I tu mam ten sam problem co z częścią pierwszą. Można je czytać w dowolnej kolejności, bo jest to historia opowiedziana przez 4 osoby ale w tym samym czasie się rozgrywa cała akcja. Natomiast jak pierwsza mnie nie porwała, tak i druga jest bardzo przeciętna (nawet jak na 14-latków, do których podobno jest skierowana).
Jedynym i ogromnym plusem w stosunku do tomu poprzedniego jest fakt, że opisy chociażby krajobrazów są ciekawsze. W zasadzie one tu są, tam - nie.
Jednak czy faktycznie tak wyglądałby koniec świata? Czy ktoś by się rozczulał nad dziewczętami, które nie lubią czytać czy oglądać brutalnych scen i rozkładających się ciał? No raczej nie. A jednak tu się pieścimy jak z małym dzieckiem a skoro to postapo, to dajcie postapo.
Oczekiwałam wiele, zwłaszcza, że w tej chwili na rynku książek mamy ogromny wybór w pozycjach tego typu i póki co, według mnie, ta seria jest jedną z najgorszych.

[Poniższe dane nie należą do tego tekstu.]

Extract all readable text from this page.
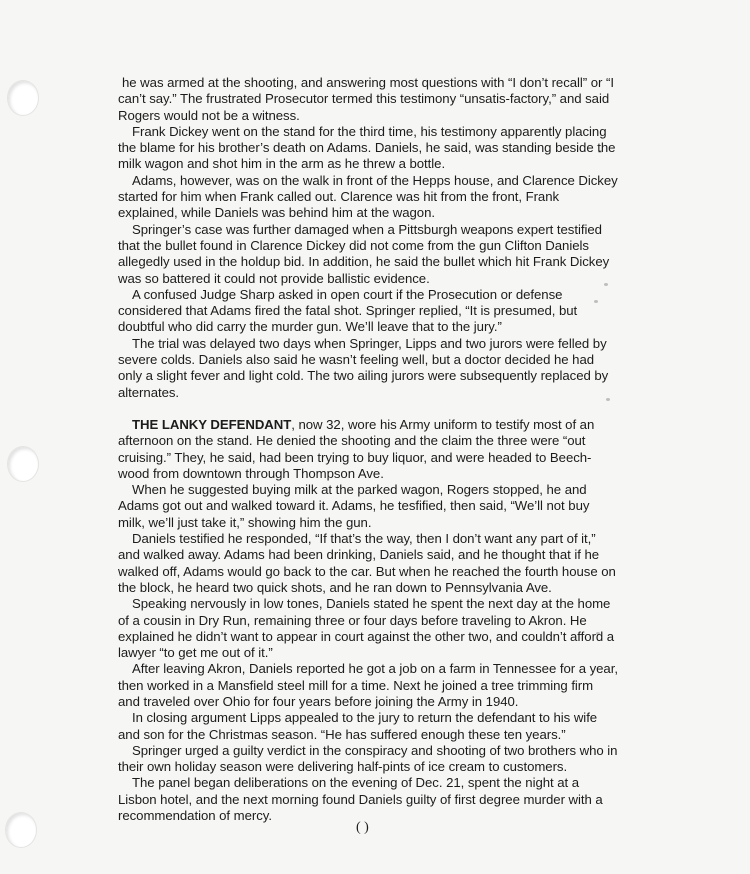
he was armed at the shooting, and answering most questions with “I don’t recall” or “I can’t say.” The frustrated Prosecutor termed this testimony “unsatis-factory,” and said Rogers would not be a witness.

Frank Dickey went on the stand for the third time, his testimony apparently placing the blame for his brother’s death on Adams. Daniels, he said, was standing beside the milk wagon and shot him in the arm as he threw a bottle.

Adams, however, was on the walk in front of the Hepps house, and Clarence Dickey started for him when Frank called out. Clarence was hit from the front, Frank explained, while Daniels was behind him at the wagon.

Springer’s case was further damaged when a Pittsburgh weapons expert testified that the bullet found in Clarence Dickey did not come from the gun Clifton Daniels allegedly used in the holdup bid. In addition, he said the bullet which hit Frank Dickey was so battered it could not provide ballistic evidence.

A confused Judge Sharp asked in open court if the Prosecution or defense considered that Adams fired the fatal shot. Springer replied, “It is presumed, but doubtful who did carry the murder gun. We’ll leave that to the jury.”

The trial was delayed two days when Springer, Lipps and two jurors were felled by severe colds. Daniels also said he wasn’t feeling well, but a doctor decided he had only a slight fever and light cold. The two ailing jurors were subsequently replaced by alternates.

THE LANKY DEFENDANT, now 32, wore his Army uniform to testify most of an afternoon on the stand. He denied the shooting and the claim the three were “out cruising.” They, he said, had been trying to buy liquor, and were headed to Beech-wood from downtown through Thompson Ave.

When he suggested buying milk at the parked wagon, Rogers stopped, he and Adams got out and walked toward it. Adams, he tesfified, then said, “We’ll not buy milk, we’ll just take it,” showing him the gun.

Daniels testified he responded, “If that’s the way, then I don’t want any part of it,” and walked away. Adams had been drinking, Daniels said, and he thought that if he walked off, Adams would go back to the car. But when he reached the fourth house on the block, he heard two quick shots, and he ran down to Pennsylvania Ave.

Speaking nervously in low tones, Daniels stated he spent the next day at the home of a cousin in Dry Run, remaining three or four days before traveling to Akron. He explained he didn’t want to appear in court against the other two, and couldn’t afford a lawyer “to get me out of it.”

After leaving Akron, Daniels reported he got a job on a farm in Tennessee for a year, then worked in a Mansfield steel mill for a time. Next he joined a tree trimming firm and traveled over Ohio for four years before joining the Army in 1940.

In closing argument Lipps appealed to the jury to return the defendant to his wife and son for the Christmas season. “He has suffered enough these ten years.”

Springer urged a guilty verdict in the conspiracy and shooting of two brothers who in their own holiday season were delivering half-pints of ice cream to customers.

The panel began deliberations on the evening of Dec. 21, spent the night at a Lisbon hotel, and the next morning found Daniels guilty of first degree murder with a recommendation of mercy.

( )
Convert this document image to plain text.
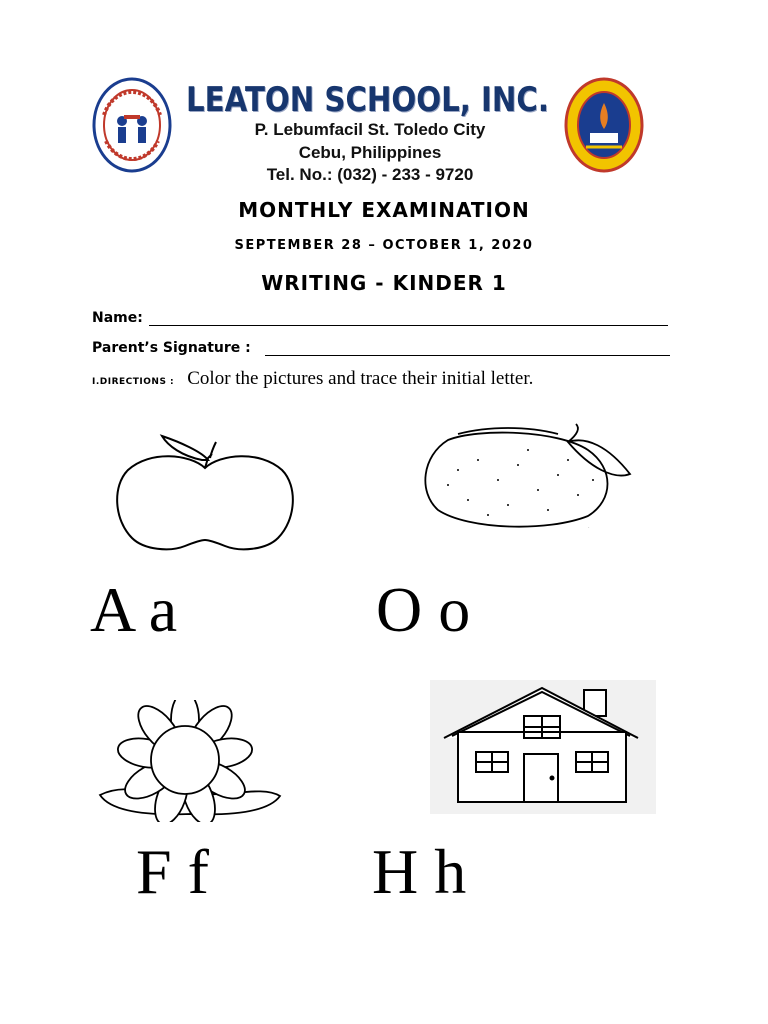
LEATON SCHOOL, INC.
P. Lebumfacil St. Toledo City
Cebu, Philippines
Tel. No.: (032) - 233 - 9720
MONTHLY EXAMINATION
SEPTEMBER 28 – OCTOBER 1, 2020
WRITING - KINDER 1
Name:
Parent’s Signature :
I.DIRECTIONS : Color the pictures and trace their initial letter.
A a
.
O o
F f	H h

Wierzcie mi, w księgarniach nie będą jej polecać a jak widać to, że jest bestsellerem w innym kraju, nie czyni jej hitem w innych krajach.
To, że jest nietypowa, nie znaczy, że wszyscy się na nią rzucą i myślę, że fani postapokaliptycznych historii będą bardzo zawiedzeni.
4/10. Jedna gwiazdka więcej w porównaniu do Jules z tego względu, że tu autor przynajmniej się bardziej postarał ale za to ilość stron po raz kolejny jest zbyt duża. Po co lać wodę? To wyścigi kto więcej stron szarpnie na U4? Jeśli tak, to Koridwen wygrywa ale nie wiem jak z tomem 3 i 4 bo nie zamierzam ich kupować. Mało tego, nie zamierzam ich nigdy czytać bo czytać to samo cztery razy, kiedy nie jest to książka, do której się chce wracać... szkoda czasu.
P.S.: Mam nadzieję, że wydawnictwo mimo słabego startu (bo przecież powstało całkiem niedawno i to chyba jedna z ich pierwszych, jeśli nie pierwsza, premiera) się nie zniechęci ale następnym razem zweryfikuje bestseller, bo po prawdzie u nas na niektórych książkach też jest taka naklejka a to tylko słaba reklama.